Unlimited Category Theories for Mathematics are Inconsistent: A Discussion of Michael Ernst's "The Prospects for Unlimited Category Theory: Doing What Remains to be Done"

TL;DR

This paper discusses Ernst's proof that any axiomatic theory of categories fulfilling certain natural requirements for an 'unlimited' foundation of mathematics is inherently inconsistent, highlighting fundamental limitations in category-based foundations.

Contribution

It presents Ernst's proof demonstrating the inconsistency of proposed axiomatic theories of unlimited categories that meet specific natural criteria.

Findings

Ernst proved the inconsistency of certain axiomatic category theories.

The paper clarifies the limitations of unlimited category theories.

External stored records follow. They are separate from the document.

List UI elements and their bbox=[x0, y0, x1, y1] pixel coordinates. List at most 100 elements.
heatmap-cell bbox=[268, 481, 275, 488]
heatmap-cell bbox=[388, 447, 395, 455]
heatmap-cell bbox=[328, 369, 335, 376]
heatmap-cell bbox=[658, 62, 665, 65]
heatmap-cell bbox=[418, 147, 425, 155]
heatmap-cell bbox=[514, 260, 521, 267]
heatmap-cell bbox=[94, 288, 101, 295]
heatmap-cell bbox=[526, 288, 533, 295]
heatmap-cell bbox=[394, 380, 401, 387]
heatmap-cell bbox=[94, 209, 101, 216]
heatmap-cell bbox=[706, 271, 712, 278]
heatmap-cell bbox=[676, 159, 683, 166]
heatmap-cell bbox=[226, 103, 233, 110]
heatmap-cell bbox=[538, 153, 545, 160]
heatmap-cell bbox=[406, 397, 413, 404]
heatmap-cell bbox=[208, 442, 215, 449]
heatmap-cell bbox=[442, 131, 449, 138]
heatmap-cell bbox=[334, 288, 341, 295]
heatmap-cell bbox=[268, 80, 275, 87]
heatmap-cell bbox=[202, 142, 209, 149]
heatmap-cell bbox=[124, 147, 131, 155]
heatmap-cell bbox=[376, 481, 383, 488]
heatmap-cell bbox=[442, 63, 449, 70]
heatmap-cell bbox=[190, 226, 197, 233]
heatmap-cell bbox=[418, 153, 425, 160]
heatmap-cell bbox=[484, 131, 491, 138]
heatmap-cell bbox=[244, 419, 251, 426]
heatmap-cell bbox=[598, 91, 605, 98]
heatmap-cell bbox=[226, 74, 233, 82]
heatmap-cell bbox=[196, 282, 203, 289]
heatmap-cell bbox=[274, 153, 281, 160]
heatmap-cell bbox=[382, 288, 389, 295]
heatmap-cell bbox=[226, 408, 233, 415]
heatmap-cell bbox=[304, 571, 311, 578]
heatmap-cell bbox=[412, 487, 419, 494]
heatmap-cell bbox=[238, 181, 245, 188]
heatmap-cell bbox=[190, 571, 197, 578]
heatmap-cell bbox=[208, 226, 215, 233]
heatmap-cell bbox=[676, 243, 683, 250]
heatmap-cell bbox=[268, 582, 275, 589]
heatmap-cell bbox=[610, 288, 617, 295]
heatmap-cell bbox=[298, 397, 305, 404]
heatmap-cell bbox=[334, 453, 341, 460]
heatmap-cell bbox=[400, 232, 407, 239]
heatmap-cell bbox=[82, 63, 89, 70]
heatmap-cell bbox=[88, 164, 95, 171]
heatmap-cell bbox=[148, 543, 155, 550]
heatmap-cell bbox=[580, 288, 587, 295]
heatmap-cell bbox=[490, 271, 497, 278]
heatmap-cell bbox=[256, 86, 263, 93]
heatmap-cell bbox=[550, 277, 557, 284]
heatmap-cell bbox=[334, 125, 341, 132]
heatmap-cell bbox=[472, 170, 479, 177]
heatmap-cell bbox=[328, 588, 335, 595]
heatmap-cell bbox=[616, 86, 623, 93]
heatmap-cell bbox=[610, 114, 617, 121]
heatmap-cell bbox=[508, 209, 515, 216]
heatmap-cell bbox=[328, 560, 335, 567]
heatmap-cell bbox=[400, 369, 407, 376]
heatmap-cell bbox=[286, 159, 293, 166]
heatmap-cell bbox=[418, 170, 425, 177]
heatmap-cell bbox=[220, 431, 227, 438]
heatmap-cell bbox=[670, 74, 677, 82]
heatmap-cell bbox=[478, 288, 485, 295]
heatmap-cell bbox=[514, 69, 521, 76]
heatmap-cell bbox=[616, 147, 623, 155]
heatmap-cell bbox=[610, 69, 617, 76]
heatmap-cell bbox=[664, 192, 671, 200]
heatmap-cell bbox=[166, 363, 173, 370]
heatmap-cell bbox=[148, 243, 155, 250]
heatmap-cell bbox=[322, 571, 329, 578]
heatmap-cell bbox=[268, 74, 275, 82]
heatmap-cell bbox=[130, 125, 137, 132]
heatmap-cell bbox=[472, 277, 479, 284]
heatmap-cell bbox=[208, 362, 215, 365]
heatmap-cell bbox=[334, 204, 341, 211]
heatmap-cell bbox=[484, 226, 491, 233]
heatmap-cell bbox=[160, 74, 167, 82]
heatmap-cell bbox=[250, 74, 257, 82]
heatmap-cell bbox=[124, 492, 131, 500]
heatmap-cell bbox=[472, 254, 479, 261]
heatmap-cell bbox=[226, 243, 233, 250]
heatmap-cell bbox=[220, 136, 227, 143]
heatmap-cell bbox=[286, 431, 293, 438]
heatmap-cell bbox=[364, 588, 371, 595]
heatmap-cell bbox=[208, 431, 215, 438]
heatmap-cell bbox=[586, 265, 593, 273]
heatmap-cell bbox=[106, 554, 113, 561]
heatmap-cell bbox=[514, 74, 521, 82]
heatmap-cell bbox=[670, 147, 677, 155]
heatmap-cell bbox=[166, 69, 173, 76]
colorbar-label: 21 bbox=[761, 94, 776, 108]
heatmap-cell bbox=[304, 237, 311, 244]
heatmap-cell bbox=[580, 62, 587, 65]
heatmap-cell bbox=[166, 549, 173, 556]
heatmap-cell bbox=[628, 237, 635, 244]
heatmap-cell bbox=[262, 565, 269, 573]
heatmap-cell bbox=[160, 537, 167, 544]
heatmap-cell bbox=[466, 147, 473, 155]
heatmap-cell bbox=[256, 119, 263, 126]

It discusses the historical context and implications for mathematical foundations.

Abstract

Proponents of category theory long hoped to escape the limits of set theory by founding mathematics on an unlimited category theory in which large categories, such as the category Grp of all groups, the category Top of all topological spaces, and the category Cat of all categories, would be (first-class) entities rather than just classes. Several proposals were put forward by Lawvere, MacLane, and Feferman, but none were successful. Feferman, in 1969 and 2013, proposed three requirements which an axiomatic theory of categories should fulfull in order to be an "unlimited category theory for mathematics". But in 2015 Michael Ernst proved that if an axiomatic theory of categories satisfied Fefermann's three requirements, then it is inconsistent. This paper, a presentation to the Indiana University, Bloomington, Logic Seminar, exposits Ernst's paper.